A treatment plan refers to a written document that outlines the progression of therapy/counselling. It will be used by you and your therapist to direct the steps to take in treating whatever you’re working on. “Intake and assessment is the name of the process used to work out the best treatment path for people with alcohol or drug problems in Victoria. This service, which is available right across Victoria, screens and assesses clients and, if necessary, refers them to the most suitable treatment provider to meet their needs, taking into account their preferences”(Department of Health & Human Services, Better Health Channel, 2018). Intake and assessment conducts a detailed assessment of your treatment needs and then develops an initial treatment plan. Depending on the specific treatment you need, some of the services available include counselling, therapy, therapeutic interventions and youth specific alcohol and drug services. The common elements of brief intervention include:
A therapeutic intervention is an effort made by individuals or groups to improve the well-being of someone else who either is in need of help but refusing it or is otherwise unable to initiate or accept help. The Therapeutic Interventions which will be implemented by Angela include Motivational Interviewing and The Transtheoretical Model of Change. Motivational Interviewing is “a collaborative person-centred form of guiding to elicit and strengthen motivation for change” (Miller & Rollnick, 2009; p137). According to the YouthAOD Toolbox “most young people who come into contact with behavioural health care services such as AOD or mental health services are ambivalent about making any changes to their behaviours such as ceasing or reducing substance use”. Motivational Interviewing does not try to change a person and is tailored to the needs and issues of an individual. The Transtheoretical Model of change according to the YouthAOD Toolbox “describes how people either modify problem behaviours or adopt new, more healthy behaviours. The model provides youth AOD practitioners with a framework for understanding the dynamics of behaviour change”. Angela would use ‘the stages of change’ as a way of changing her behavioural patterns, allowing her to adapt to new healthy behaviours.

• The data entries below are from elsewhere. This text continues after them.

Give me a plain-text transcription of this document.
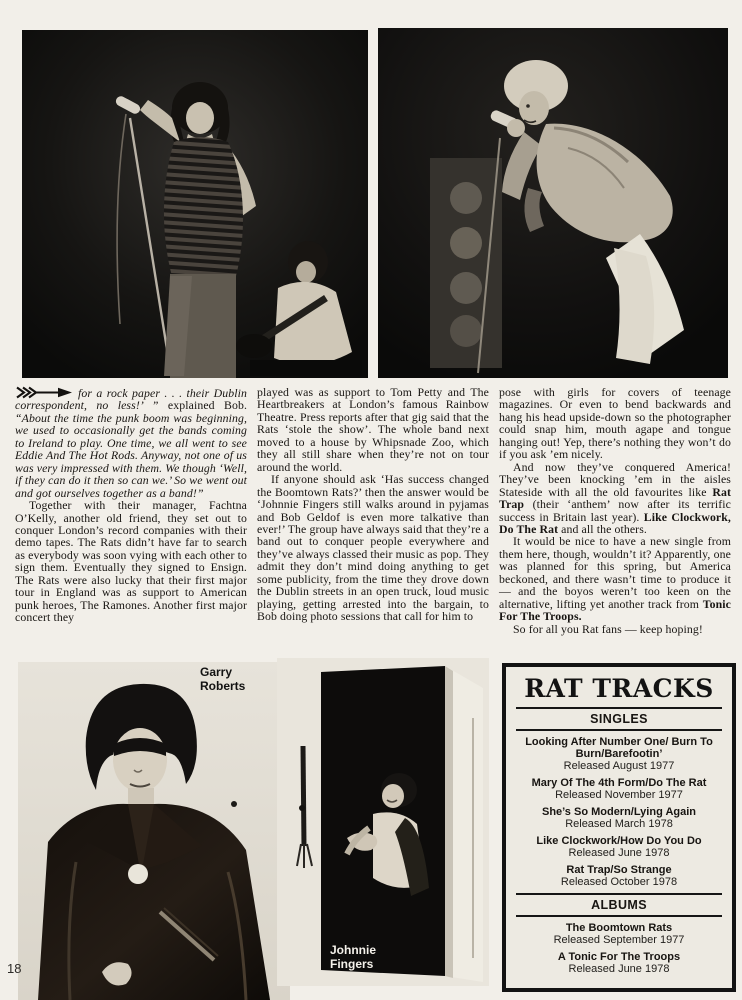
for a rock paper . . . their Dublin correspondent, no less!’ ” explained Bob. “About the time the punk boom was beginning, we used to occasionally get the bands coming to Ireland to play. One time, we all went to see Eddie And The Hot Rods. Anyway, not one of us was very impressed with them. We though ‘Well, if they can do it then so can we.’ So we went out and got ourselves together as a band!”

Together with their manager, Fachtna O’Kelly, another old friend, they set out to conquer London’s record companies with their demo tapes. The Rats didn’t have far to search as everybody was soon vying with each other to sign them. Eventually they signed to Ensign. The Rats were also lucky that their first major tour in England was as support to American punk heroes, The Ramones. Another first major concert they

played was as support to Tom Petty and The Heartbreakers at London’s famous Rainbow Theatre. Press reports after that gig said that the Rats ‘stole the show’. The whole band next moved to a house by Whipsnade Zoo, which they all still share when they’re not on tour around the world.

If anyone should ask ‘Has success changed the Boomtown Rats?’ then the answer would be ‘Johnnie Fingers still walks around in pyjamas and Bob Geldof is even more talkative than ever!’ The group have always said that they’re a band out to conquer people everywhere and they’ve always classed their music as pop. They admit they don’t mind doing anything to get some publicity, from the time they drove down the Dublin streets in an open truck, loud music playing, getting arrested into the bargain, to Bob doing photo sessions that call for him to

pose with girls for covers of teenage magazines. Or even to bend backwards and hang his head upside-down so the photographer could snap him, mouth agape and tongue hanging out! Yep, there’s nothing they won’t do if you ask ’em nicely.

And now they’ve conquered America! They’ve been knocking ’em in the aisles Stateside with all the old favourites like Rat Trap (their ‘anthem’ now after its terrific success in Britain last year). Like Clockwork, Do The Rat and all the others.

It would be nice to have a new single from them here, though, wouldn’t it? Apparently, one was planned for this spring, but America beckoned, and there wasn’t time to produce it — and the boyos weren’t too keen on the alternative, lifting yet another track from Tonic For The Troops.

So for all you Rat fans — keep hoping!

Garry Roberts
Johnnie Fingers
RAT TRACKS
SINGLES

Looking After Number One/ Burn To Burn/Barefootin’

Released August 1977

Mary Of The 4th Form/Do The Rat

Released November 1977

She’s So Modern/Lying Again

Released March 1978

Like Clockwork/How Do You Do

Released June 1978

Rat Trap/So Strange

Released October 1978

ALBUMS

The Boomtown Rats

Released September 1977

A Tonic For The Troops

Released June 1978

18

Due to Angelas life events she has been regularly exposed to traumatic experiences, unstable household and substance abuse, subsequently leading to violence whilst hungover or drunk and missing school. The approaches taken within her life allows for a cut down from extensive alcohol and illicit drug use of marijuana, leading to healthier physical, mental and social life. The various interventions are important whilst forming good relationship between client and worker, therefore leading to a better lifestyle.